Possible Futures
I'm going to indulge in some multiple prognostication. I've been thinking a lot about the future lately, with an eye towards some major changes in our communities. I feel that the coming shortages of fuel and water are going to bring about a new way of life for us all, at least to a minor degree. And here's where the multiple part of the multiple prognostication comes in. I'm going to make three sets of assumptions and attempt to describe the likely results of these three cases.

First, some background. I'm assuming that the cost of fuel for all purposes will increase steadily going forward. The degree of the increases will change with each of my three assumptions. I can safely predict rising fuel costs because of simple supply and demand. Currently, the U.S. imports over 9.8 million barrels of oil a day and 3.1 million barrels of gasoline. Remember, a barrel equals about 43 gallons. Due to falling production and rising demand elsewhere in the world, The U.S. is going to experience shortages of gasoline, and reliable alternatives simply do not exist. A good summary of this problem can be found here.

Perhaps more troubling are impending shortages of water. In my own community I have witnessed the inevitable march of Peak Water. With shortage of both fuel and water looming on the horizon, individuals will be well advised to prepare for the changes to come.

So, here are my three predictions about conditions in my own community three years from today.


This first prediction involves the least change. I foresee much higher gasoline prices and a deep recession still in play. As much as 30% of the U.S. workforce will be unemployed. People will be driving a lot less, so there shouldn't be any rationing in play. Water rationing will not yet be a permanent part of life, and the era of the green grass yard will still exist for years to come. Drinking water will still flow from the tap. This prediction is that most people will still have a very high standard of living, compared to other countries, but the deep recession will be effecting everyone in one way or another. Families will be the last lifeline for many of the unemployed. Government programs will be overwhelmed. Our communities will respond with compassion and goodwill, but many people will become desperate. Violent crime will increase dramatically and homelessness will be rising rapidly. 

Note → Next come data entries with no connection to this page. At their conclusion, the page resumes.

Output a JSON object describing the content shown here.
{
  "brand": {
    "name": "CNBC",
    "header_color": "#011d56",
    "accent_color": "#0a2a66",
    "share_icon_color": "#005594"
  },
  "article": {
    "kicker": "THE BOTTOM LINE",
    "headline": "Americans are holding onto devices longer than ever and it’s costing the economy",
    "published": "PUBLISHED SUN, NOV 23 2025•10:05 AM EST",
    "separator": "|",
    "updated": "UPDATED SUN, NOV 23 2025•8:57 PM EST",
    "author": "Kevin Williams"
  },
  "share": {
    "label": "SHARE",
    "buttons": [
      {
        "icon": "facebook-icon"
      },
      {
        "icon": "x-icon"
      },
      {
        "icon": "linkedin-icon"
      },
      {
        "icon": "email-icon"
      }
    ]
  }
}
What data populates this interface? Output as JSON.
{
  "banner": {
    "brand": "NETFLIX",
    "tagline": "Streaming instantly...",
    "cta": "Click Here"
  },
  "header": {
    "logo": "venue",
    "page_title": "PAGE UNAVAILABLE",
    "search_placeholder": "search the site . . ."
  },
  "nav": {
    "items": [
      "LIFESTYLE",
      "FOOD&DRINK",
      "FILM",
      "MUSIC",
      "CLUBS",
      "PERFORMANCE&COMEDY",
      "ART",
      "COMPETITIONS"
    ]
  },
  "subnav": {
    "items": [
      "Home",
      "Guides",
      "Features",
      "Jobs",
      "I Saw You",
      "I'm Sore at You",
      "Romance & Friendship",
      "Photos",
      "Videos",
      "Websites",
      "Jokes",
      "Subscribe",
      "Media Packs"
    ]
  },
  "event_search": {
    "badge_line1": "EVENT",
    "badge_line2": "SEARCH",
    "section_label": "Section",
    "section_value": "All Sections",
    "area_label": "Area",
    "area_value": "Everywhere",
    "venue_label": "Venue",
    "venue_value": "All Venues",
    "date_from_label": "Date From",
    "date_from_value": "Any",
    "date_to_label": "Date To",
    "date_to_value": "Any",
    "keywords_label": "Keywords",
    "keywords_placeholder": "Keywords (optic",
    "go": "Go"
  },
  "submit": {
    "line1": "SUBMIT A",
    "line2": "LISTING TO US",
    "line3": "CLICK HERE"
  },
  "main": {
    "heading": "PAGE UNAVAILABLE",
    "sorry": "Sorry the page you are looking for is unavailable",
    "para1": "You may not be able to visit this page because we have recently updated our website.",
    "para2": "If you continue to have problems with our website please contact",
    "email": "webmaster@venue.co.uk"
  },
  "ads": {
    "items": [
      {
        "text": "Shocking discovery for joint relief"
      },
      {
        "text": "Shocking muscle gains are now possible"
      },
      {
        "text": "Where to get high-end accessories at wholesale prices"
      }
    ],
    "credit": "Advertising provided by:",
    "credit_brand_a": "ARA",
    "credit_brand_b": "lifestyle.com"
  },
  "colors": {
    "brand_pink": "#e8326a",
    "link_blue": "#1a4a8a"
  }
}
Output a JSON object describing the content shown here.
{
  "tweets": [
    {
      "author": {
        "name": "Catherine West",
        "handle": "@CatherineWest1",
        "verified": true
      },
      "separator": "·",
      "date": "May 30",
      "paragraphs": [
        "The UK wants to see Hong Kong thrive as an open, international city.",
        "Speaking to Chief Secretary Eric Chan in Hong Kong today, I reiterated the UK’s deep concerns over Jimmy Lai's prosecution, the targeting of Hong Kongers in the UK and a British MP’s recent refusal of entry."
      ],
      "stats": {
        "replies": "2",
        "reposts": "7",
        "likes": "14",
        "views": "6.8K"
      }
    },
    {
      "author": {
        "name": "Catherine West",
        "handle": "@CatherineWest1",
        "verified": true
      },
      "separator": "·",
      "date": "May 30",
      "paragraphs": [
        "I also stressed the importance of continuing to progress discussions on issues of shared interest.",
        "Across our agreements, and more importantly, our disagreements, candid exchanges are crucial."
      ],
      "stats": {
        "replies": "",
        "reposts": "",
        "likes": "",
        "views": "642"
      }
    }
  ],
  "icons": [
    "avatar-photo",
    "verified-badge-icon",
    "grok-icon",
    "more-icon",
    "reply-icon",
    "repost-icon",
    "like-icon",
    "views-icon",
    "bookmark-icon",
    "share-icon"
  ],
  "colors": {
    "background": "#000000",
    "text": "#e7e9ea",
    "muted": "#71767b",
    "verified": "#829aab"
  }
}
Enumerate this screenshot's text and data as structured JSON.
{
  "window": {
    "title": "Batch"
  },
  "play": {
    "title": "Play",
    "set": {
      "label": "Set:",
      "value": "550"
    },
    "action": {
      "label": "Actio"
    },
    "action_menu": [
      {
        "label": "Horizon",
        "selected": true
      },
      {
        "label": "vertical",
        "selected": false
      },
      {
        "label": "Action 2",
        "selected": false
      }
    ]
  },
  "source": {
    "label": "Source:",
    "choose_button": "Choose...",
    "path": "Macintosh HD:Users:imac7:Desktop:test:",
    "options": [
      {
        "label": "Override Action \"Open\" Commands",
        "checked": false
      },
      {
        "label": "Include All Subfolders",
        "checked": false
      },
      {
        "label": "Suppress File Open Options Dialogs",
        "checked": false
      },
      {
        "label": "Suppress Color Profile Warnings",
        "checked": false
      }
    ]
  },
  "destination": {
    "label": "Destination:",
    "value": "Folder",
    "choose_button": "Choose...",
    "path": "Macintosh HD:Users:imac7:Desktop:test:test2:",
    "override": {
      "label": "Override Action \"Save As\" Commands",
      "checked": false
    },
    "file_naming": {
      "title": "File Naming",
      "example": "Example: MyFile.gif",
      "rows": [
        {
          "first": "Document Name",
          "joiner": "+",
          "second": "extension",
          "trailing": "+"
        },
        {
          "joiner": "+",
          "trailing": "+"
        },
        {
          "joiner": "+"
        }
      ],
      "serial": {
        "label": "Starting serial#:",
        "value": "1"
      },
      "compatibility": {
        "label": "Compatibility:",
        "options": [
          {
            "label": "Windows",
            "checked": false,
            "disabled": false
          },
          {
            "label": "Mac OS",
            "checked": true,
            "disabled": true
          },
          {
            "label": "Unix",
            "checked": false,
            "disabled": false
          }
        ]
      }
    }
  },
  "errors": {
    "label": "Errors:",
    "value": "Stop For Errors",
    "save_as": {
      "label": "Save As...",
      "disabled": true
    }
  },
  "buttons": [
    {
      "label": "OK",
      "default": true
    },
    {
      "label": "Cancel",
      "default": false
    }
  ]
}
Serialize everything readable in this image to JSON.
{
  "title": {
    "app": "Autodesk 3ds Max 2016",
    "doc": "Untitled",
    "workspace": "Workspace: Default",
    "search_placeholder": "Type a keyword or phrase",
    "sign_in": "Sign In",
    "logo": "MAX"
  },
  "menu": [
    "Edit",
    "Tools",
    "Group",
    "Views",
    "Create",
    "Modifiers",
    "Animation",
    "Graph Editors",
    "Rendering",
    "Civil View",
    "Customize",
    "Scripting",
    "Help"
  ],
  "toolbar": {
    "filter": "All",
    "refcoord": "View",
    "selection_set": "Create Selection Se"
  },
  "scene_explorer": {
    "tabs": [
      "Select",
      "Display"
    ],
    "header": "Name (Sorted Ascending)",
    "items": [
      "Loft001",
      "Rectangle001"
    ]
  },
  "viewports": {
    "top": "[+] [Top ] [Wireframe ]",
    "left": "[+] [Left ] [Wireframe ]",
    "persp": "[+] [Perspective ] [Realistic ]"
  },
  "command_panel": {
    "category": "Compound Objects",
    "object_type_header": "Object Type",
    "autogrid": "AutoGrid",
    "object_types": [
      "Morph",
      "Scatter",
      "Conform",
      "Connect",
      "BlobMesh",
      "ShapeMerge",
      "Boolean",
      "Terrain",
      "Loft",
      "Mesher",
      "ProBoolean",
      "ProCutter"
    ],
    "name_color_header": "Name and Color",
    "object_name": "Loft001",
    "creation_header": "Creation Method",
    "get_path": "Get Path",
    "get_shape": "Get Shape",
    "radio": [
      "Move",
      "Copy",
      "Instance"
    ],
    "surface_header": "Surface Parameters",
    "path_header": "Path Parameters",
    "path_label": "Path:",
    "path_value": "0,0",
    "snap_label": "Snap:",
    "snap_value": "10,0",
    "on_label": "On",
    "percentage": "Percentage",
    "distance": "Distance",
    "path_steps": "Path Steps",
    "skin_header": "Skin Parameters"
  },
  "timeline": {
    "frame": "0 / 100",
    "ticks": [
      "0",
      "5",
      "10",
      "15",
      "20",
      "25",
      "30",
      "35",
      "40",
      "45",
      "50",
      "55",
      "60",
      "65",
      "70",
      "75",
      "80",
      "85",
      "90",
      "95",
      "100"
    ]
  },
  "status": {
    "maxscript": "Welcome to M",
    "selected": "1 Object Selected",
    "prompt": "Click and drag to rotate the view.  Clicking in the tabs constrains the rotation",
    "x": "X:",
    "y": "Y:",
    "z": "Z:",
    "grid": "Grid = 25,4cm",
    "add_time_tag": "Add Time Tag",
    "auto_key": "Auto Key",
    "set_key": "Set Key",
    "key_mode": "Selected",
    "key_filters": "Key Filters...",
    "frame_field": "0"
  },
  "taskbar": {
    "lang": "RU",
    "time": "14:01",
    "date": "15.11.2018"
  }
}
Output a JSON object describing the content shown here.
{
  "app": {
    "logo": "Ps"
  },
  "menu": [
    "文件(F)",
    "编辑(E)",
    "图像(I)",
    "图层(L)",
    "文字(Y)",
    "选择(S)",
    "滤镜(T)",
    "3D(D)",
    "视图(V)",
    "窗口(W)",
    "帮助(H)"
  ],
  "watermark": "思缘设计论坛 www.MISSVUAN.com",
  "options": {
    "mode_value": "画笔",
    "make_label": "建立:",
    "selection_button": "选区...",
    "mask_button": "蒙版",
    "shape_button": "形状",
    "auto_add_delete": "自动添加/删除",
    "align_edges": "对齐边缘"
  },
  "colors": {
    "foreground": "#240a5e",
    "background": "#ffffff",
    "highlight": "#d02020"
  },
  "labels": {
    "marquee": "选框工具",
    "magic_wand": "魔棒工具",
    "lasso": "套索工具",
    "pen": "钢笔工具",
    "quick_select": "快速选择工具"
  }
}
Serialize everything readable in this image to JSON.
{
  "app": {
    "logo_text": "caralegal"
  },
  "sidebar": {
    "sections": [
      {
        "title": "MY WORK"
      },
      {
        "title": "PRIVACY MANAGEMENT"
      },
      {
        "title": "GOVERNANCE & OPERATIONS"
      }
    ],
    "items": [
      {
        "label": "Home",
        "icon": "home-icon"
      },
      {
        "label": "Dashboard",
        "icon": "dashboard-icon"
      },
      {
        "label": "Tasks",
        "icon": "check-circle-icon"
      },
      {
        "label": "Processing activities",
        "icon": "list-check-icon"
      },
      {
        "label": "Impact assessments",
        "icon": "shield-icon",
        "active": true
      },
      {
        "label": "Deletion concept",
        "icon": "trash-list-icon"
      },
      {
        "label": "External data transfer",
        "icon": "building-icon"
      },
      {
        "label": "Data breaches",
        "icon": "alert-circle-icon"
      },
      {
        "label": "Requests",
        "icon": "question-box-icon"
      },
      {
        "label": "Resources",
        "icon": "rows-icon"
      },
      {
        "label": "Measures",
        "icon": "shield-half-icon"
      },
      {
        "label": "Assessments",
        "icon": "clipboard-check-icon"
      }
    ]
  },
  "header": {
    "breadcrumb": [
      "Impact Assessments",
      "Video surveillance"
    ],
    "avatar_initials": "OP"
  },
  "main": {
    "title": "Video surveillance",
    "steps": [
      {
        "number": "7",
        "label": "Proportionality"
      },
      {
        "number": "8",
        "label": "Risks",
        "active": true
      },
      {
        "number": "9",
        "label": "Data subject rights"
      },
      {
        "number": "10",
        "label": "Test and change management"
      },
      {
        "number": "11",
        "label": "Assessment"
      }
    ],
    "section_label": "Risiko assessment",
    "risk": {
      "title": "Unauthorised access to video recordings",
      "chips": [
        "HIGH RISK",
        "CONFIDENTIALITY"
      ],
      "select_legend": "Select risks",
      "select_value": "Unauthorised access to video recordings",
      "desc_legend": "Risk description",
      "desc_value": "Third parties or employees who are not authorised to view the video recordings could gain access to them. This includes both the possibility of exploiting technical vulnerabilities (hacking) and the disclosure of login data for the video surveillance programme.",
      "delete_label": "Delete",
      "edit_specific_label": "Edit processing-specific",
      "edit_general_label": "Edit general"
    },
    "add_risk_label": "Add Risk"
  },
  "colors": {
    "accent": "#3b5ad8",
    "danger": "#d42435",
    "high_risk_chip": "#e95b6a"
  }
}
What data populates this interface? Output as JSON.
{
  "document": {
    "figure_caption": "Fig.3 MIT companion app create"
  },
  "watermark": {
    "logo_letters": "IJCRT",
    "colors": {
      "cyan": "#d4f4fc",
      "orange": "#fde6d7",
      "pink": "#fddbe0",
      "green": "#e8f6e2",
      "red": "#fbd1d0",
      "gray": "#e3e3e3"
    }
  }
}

This prediction sees even higher gas prices leading to depression and very high unemployment. Government infrastructure will still be intact but operating at low levels. Communities will attempt to take up the slack, but many people will be living in parks and hastily set up homeless shelters. Many communities in the U.S. will be struggling with lack of clean drinking water. Water rationing will be in effect everywhere. Violent crime will be high and many people will start carrying firearms. There will still be a high quality of life for many people, but a change back to an agrarian economy will have commenced.


In this scenario, gasoline is prohibitively expensive and depression is combined with a lack of basic goods due to shipping problems. Government at non-local levels is ineffective. Violence is increasing and many people are having trouble just surviving. Health care suffers from the lack of prescription drug deliveries, though those are given highest priority. Water is a precious commodity and gangs begin to take control of communities.